At the end of the day he's still a teenager. He's been through hell but there are things you hold onto. Especially with the life his mom lived for his sake. You just don't give things away without it meaning anything. And thankfully, despite everything, there's small little parts that have remained unsullied from the cruelty of the world.]


No. [He's not going to let Ryuji be the first person to ever kiss him. It just cannot go down like that.] I just... I get it. Alright?

I can manage. There's no need to bother, alright?

[He honestly doesn't know what else can be said or even needs to be.]
boneface: (pic#16342768)

[personal profile] boneface 2024-11-22 10:53 pm (UTC)(link)
[ If Ryuji knew it would be Akechi's first kiss, he wouldn't have offered it so lightly. He doesn't want to be the one who takes Akechi's first kiss, especially not without any sentiment or feeling behind it. He wants Akechi to find someone who really does like him and who will give him what he deserves and maybe that's soft of him, but it's truly how he feels.

But he nods when he hears Akechi's words and pulls himself back from him, hand off the door, kabedon over. He does feel like he said a lot, most of what he had to say, and his chest feels a lot lighter. He thinks they'll both be able to move forward well here and not as toxic as before. He hopes Akechi will be able to play the game going forward and get his wish. He really wants him to get his wish. ]


Alright. Then let's get out of here before they get mad at us.

[ And he grins, bright, already moving on from the tension that's been lingering in the room since they first arrived here. This is what he wanted. Just an honest conversation. ]
flaweddetective: (pic#16407714)

[personal profile] flaweddetective 2024-11-23 12:55 am (UTC)(link)
[He breaths out a small sigh of relief and he finds the door handle behind him and quickly steps out of the room.
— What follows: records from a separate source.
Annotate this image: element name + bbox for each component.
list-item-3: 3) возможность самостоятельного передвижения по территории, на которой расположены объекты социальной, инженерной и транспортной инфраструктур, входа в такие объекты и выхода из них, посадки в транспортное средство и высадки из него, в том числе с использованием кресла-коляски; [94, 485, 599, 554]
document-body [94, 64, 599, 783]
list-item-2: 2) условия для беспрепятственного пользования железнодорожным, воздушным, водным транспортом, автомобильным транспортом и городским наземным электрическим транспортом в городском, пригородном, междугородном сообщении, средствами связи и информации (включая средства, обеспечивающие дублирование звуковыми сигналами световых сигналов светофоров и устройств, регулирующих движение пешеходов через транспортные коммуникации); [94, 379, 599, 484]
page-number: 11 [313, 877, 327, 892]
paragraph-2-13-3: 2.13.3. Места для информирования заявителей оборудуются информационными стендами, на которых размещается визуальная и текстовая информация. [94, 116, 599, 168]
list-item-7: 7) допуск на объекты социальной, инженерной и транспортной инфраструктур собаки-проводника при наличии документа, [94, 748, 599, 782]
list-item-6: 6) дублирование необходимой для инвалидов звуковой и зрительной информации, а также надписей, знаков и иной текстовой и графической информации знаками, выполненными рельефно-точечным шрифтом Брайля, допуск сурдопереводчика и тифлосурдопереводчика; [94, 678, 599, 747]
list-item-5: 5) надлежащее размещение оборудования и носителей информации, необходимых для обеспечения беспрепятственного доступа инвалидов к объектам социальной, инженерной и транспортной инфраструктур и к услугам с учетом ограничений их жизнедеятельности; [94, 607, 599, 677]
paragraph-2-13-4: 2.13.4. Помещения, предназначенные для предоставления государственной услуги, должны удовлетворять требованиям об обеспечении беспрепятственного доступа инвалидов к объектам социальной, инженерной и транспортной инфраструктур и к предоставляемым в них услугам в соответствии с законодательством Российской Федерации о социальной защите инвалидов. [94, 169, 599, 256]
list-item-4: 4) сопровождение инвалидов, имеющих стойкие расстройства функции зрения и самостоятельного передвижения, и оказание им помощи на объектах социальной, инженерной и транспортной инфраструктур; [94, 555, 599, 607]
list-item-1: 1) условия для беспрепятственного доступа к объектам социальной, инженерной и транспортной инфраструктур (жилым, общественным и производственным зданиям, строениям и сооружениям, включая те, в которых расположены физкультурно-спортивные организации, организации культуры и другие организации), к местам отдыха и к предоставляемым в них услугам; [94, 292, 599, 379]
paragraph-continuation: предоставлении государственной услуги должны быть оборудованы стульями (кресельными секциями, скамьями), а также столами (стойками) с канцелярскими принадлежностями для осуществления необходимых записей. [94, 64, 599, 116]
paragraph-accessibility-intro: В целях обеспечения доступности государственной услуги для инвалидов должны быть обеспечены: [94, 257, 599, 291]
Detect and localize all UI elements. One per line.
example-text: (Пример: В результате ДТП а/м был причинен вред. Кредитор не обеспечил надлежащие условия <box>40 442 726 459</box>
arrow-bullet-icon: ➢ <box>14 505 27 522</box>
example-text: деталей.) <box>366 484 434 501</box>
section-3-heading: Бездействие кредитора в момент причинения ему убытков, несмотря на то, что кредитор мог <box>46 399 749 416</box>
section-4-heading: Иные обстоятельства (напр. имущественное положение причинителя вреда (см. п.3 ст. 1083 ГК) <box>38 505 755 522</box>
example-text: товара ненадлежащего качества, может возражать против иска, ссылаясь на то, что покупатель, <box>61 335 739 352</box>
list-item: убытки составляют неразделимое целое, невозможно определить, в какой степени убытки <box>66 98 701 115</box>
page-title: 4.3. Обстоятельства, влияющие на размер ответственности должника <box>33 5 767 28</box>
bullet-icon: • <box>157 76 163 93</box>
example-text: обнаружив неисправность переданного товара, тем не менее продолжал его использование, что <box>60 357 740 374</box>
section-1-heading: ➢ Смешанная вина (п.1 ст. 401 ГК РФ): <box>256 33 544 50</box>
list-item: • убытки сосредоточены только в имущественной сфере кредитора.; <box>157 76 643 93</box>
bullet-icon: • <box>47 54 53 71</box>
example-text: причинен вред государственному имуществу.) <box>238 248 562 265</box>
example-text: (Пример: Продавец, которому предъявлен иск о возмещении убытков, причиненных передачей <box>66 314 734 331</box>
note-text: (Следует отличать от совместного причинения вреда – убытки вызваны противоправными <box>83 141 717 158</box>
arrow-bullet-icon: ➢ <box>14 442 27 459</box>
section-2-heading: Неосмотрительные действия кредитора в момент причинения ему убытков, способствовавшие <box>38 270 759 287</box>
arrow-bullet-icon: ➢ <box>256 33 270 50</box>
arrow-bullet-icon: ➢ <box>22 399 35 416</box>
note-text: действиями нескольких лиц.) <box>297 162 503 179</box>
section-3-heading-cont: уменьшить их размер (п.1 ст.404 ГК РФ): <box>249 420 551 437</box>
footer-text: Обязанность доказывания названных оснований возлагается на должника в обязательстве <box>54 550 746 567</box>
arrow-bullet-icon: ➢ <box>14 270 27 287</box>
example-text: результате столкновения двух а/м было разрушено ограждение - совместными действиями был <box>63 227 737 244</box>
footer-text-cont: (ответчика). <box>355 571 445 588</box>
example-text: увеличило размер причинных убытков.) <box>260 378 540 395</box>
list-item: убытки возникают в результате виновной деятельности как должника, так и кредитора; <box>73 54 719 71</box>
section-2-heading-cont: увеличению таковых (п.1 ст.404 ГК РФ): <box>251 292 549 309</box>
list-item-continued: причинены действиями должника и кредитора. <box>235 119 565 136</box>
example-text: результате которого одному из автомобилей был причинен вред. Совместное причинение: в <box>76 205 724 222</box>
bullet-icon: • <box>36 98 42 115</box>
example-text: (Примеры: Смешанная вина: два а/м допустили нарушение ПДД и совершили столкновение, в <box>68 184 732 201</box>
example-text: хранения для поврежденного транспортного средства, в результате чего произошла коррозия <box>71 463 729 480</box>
Hell. But also… this did not go as poorly as it could have. He was content to be vindictive for as long as needed. Now that energy can be directed elsewhere and it will be. But it’s also a relief to not be on such volatile ground considering Ryuji knows an unfortunate amount about him. Better to have things like this than his past thrown about.]


I will say this… [He adjusts his tie as he feels a bit out of sorts after all this.] You better not fuck this up. That’s a girl you can probably rob a bank with.

[Wednesday was the most alright girl in his book, week one opinions and all.]
boneface: (pic#16342771)

[personal profile] boneface 2024-11-23 02:46 am (UTC)(link)
[ Ryuji is right now on the high of getting an honest conversation out of Akechi and feeling emotional catharsis from their conversation. So, is he expecting Akechi, of all people, to comment on his love life?

No. Absolutely not.

Which means that as Akechi says that much, Ryuji immediately — immediately — goes pink in the face and laughs, a little awkward, a little nervous. ]


I ain't gonna fuck it up! [ well. ] I mean, I'm gonna try not to. She's so cool, dude. How'd I get so lucky? She's so — ahhhh!!

[ BURIES... HIS FACE IN HIS HANDS... they absolutely have to leave this room though before they get kicked out by the staff. ]
flaweddetective: (pic#17514810)

[personal profile] flaweddetective 2024-11-23 03:12 am (UTC)(link)
[What a gross over the top reaction. He will not be doing that again. His bad.]

Right.

[He's fucking out. Good talk though. Good talk.]
boneface: comm — dnt | anthology (pic#16378135)

i'm crying akechi you absolute bitch

[personal profile] boneface 2024-11-23 03:19 am (UTC)(link)
[ DON'T WORRY, this won't be the last time you hear from him, running buddy!!!

So, yeah. He'll let Akechi go and go busy himself with feeling a little flustered elsewhere.